もし来なかったり、他の人を連れて来たりしたら



 そこで手が止まる。……具体的に何かするって書くと、脅迫になるかも知れない。多倶知の名前を出している事から深読みしてくれないか? 一番最後の行は削除した方が良いだろうか?

 緊張と興奮で指先が震える。
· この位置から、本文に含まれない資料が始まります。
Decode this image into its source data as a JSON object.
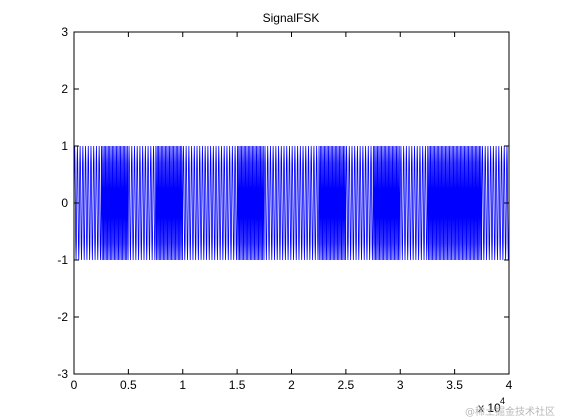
{
  "chart_data": {
    "type": "line",
    "title": "SignalFSK",
    "xlabel": "",
    "ylabel": "",
    "xlim": [
      0,
      4
    ],
    "ylim": [
      -3,
      3
    ],
    "x_tick_labels": [
      "0",
      "0.5",
      "1",
      "1.5",
      "2",
      "2.5",
      "3",
      "3.5",
      "4"
    ],
    "x_tick_values": [
      0,
      0.5,
      1,
      1.5,
      2,
      2.5,
      3,
      3.5,
      4
    ],
    "y_tick_labels": [
      "-3",
      "-2",
      "-1",
      "0",
      "1",
      "2",
      "3"
    ],
    "y_tick_values": [
      -3,
      -2,
      -1,
      0,
      1,
      2,
      3
    ],
    "x_exponent_label": "x 10",
    "x_exponent": "4",
    "grid": false,
    "series": [
      {
        "color": "#0000ff",
        "amplitude": 1,
        "description_values": {
          "min": -1,
          "max": 1
        },
        "segments": [
          {
            "x_start": 0.0,
            "x_end": 0.25,
            "cycles_per_unit": 40
          },
          {
            "x_start": 0.25,
            "x_end": 0.5,
            "cycles_per_unit": 80
          },
          {
            "x_start": 0.5,
            "x_end": 0.75,
            "cycles_per_unit": 40
          },
          {
            "x_start": 0.75,
            "x_end": 1.0,
            "cycles_per_unit": 80
          },
          {
            "x_start": 1.0,
            "x_end": 1.25,
            "cycles_per_unit": 40
          },
          {
            "x_start": 1.25,
            "x_end": 1.5,
            "cycles_per_unit": 40
          },
          {
            "x_start": 1.5,
            "x_end": 1.75,
            "cycles_per_unit": 80
          },
          {
            "x_start": 1.75,
            "x_end": 2.0,
            "cycles_per_unit": 40
          },
          {
            "x_start": 2.0,
            "x_end": 2.25,
            "cycles_per_unit": 40
          },
          {
            "x_start": 2.25,
            "x_end": 2.5,
            "cycles_per_unit": 80
          },
          {
            "x_start": 2.5,
            "x_end": 2.75,
            "cycles_per_unit": 40
          },
          {
            "x_start": 2.75,
            "x_end": 3.0,
            "cycles_per_unit": 80
          },
          {
            "x_start": 3.0,
            "x_end": 3.25,
            "cycles_per_unit": 40
          },
          {
            "x_start": 3.25,
            "x_end": 3.5,
            "cycles_per_unit": 80
          },
          {
            "x_start": 3.5,
            "x_end": 3.75,
            "cycles_per_unit": 80
          },
          {
            "x_start": 3.75,
            "x_end": 4.0,
            "cycles_per_unit": 40
          }
        ]
      }
    ]
  },
  "watermark_text": "@稀土掘金技术社区"
}
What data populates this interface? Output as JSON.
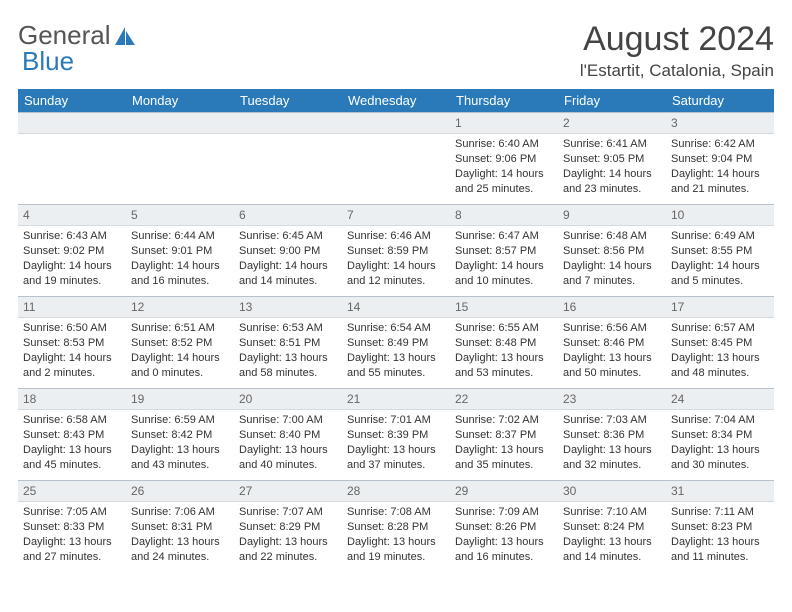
{
  "brand": {
    "part1": "General",
    "part2": "Blue"
  },
  "title": "August 2024",
  "location": "l'Estartit, Catalonia, Spain",
  "colors": {
    "header_bg": "#2a7ab9",
    "header_fg": "#ffffff",
    "daynum_bg": "#eceff1",
    "border": "#b8c2cc",
    "text": "#333333",
    "brand_gray": "#555555",
    "brand_blue": "#2a7ab9"
  },
  "weekdays": [
    "Sunday",
    "Monday",
    "Tuesday",
    "Wednesday",
    "Thursday",
    "Friday",
    "Saturday"
  ],
  "weeks": [
    [
      {
        "day": "",
        "sunrise": "",
        "sunset": "",
        "daylight": ""
      },
      {
        "day": "",
        "sunrise": "",
        "sunset": "",
        "daylight": ""
      },
      {
        "day": "",
        "sunrise": "",
        "sunset": "",
        "daylight": ""
      },
      {
        "day": "",
        "sunrise": "",
        "sunset": "",
        "daylight": ""
      },
      {
        "day": "1",
        "sunrise": "Sunrise: 6:40 AM",
        "sunset": "Sunset: 9:06 PM",
        "daylight": "Daylight: 14 hours and 25 minutes."
      },
      {
        "day": "2",
        "sunrise": "Sunrise: 6:41 AM",
        "sunset": "Sunset: 9:05 PM",
        "daylight": "Daylight: 14 hours and 23 minutes."
      },
      {
        "day": "3",
        "sunrise": "Sunrise: 6:42 AM",
        "sunset": "Sunset: 9:04 PM",
        "daylight": "Daylight: 14 hours and 21 minutes."
      }
    ],
    [
      {
        "day": "4",
        "sunrise": "Sunrise: 6:43 AM",
        "sunset": "Sunset: 9:02 PM",
        "daylight": "Daylight: 14 hours and 19 minutes."
      },
      {
        "day": "5",
        "sunrise": "Sunrise: 6:44 AM",
        "sunset": "Sunset: 9:01 PM",
        "daylight": "Daylight: 14 hours and 16 minutes."
      },
      {
        "day": "6",
        "sunrise": "Sunrise: 6:45 AM",
        "sunset": "Sunset: 9:00 PM",
        "daylight": "Daylight: 14 hours and 14 minutes."
      },
      {
        "day": "7",
        "sunrise": "Sunrise: 6:46 AM",
        "sunset": "Sunset: 8:59 PM",
        "daylight": "Daylight: 14 hours and 12 minutes."
      },
      {
        "day": "8",
        "sunrise": "Sunrise: 6:47 AM",
        "sunset": "Sunset: 8:57 PM",
        "daylight": "Daylight: 14 hours and 10 minutes."
      },
      {
        "day": "9",
        "sunrise": "Sunrise: 6:48 AM",
        "sunset": "Sunset: 8:56 PM",
        "daylight": "Daylight: 14 hours and 7 minutes."
      },
      {
        "day": "10",
        "sunrise": "Sunrise: 6:49 AM",
        "sunset": "Sunset: 8:55 PM",
        "daylight": "Daylight: 14 hours and 5 minutes."
      }
    ],
    [
      {
        "day": "11",
        "sunrise": "Sunrise: 6:50 AM",
        "sunset": "Sunset: 8:53 PM",
        "daylight": "Daylight: 14 hours and 2 minutes."
      },
      {
        "day": "12",
        "sunrise": "Sunrise: 6:51 AM",
        "sunset": "Sunset: 8:52 PM",
        "daylight": "Daylight: 14 hours and 0 minutes."
      },
      {
        "day": "13",
        "sunrise": "Sunrise: 6:53 AM",
        "sunset": "Sunset: 8:51 PM",
        "daylight": "Daylight: 13 hours and 58 minutes."
      },
      {
        "day": "14",
        "sunrise": "Sunrise: 6:54 AM",
        "sunset": "Sunset: 8:49 PM",
        "daylight": "Daylight: 13 hours and 55 minutes."
      },
      {
        "day": "15",
        "sunrise": "Sunrise: 6:55 AM",
        "sunset": "Sunset: 8:48 PM",
        "daylight": "Daylight: 13 hours and 53 minutes."
      },
      {
        "day": "16",
        "sunrise": "Sunrise: 6:56 AM",
        "sunset": "Sunset: 8:46 PM",
        "daylight": "Daylight: 13 hours and 50 minutes."
      },
      {
        "day": "17",
        "sunrise": "Sunrise: 6:57 AM",
        "sunset": "Sunset: 8:45 PM",
        "daylight": "Daylight: 13 hours and 48 minutes."
      }
    ],
    [
      {
        "day": "18",
        "sunrise": "Sunrise: 6:58 AM",
        "sunset": "Sunset: 8:43 PM",
        "daylight": "Daylight: 13 hours and 45 minutes."
      },
      {
        "day": "19",
        "sunrise": "Sunrise: 6:59 AM",
        "sunset": "Sunset: 8:42 PM",
        "daylight": "Daylight: 13 hours and 43 minutes."
      },
      {
        "day": "20",
        "sunrise": "Sunrise: 7:00 AM",
        "sunset": "Sunset: 8:40 PM",
        "daylight": "Daylight: 13 hours and 40 minutes."
      },
      {
        "day": "21",
        "sunrise": "Sunrise: 7:01 AM",
        "sunset": "Sunset: 8:39 PM",
        "daylight": "Daylight: 13 hours and 37 minutes."
      },
      {
        "day": "22",
        "sunrise": "Sunrise: 7:02 AM",
        "sunset": "Sunset: 8:37 PM",
        "daylight": "Daylight: 13 hours and 35 minutes."
      },
      {
        "day": "23",
        "sunrise": "Sunrise: 7:03 AM",
        "sunset": "Sunset: 8:36 PM",
        "daylight": "Daylight: 13 hours and 32 minutes."
      },
      {
        "day": "24",
        "sunrise": "Sunrise: 7:04 AM",
        "sunset": "Sunset: 8:34 PM",
        "daylight": "Daylight: 13 hours and 30 minutes."
      }
    ],
    [
      {
        "day": "25",
        "sunrise": "Sunrise: 7:05 AM",
        "sunset": "Sunset: 8:33 PM",
        "daylight": "Daylight: 13 hours and 27 minutes."
      },
      {
        "day": "26",
        "sunrise": "Sunrise: 7:06 AM",
        "sunset": "Sunset: 8:31 PM",
        "daylight": "Daylight: 13 hours and 24 minutes."
      },
      {
        "day": "27",
        "sunrise": "Sunrise: 7:07 AM",
        "sunset": "Sunset: 8:29 PM",
        "daylight": "Daylight: 13 hours and 22 minutes."
      },
      {
        "day": "28",
        "sunrise": "Sunrise: 7:08 AM",
        "sunset": "Sunset: 8:28 PM",
        "daylight": "Daylight: 13 hours and 19 minutes."
      },
      {
        "day": "29",
        "sunrise": "Sunrise: 7:09 AM",
        "sunset": "Sunset: 8:26 PM",
        "daylight": "Daylight: 13 hours and 16 minutes."
      },
      {
        "day": "30",
        "sunrise": "Sunrise: 7:10 AM",
        "sunset": "Sunset: 8:24 PM",
        "daylight": "Daylight: 13 hours and 14 minutes."
      },
      {
        "day": "31",
        "sunrise": "Sunrise: 7:11 AM",
        "sunset": "Sunset: 8:23 PM",
        "daylight": "Daylight: 13 hours and 11 minutes."
      }
    ]
  ]
}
どこを直そうかと思っている内に、誤って送信ボタンをクリックしてしまった。


「あっ」


 ああー、送ってしまった! もう取り返しが付かないぞ。


「ああーー……」


 僕は顔を覆って長い溜息を吐く。一分、二分、時間だけが過ぎる。まあ……やってしまった以上はしょうがない。僕も覚悟を決めよう。

 僕はブラウザを閉じるとパソコンの電源を切って、ネットカフェを後にした。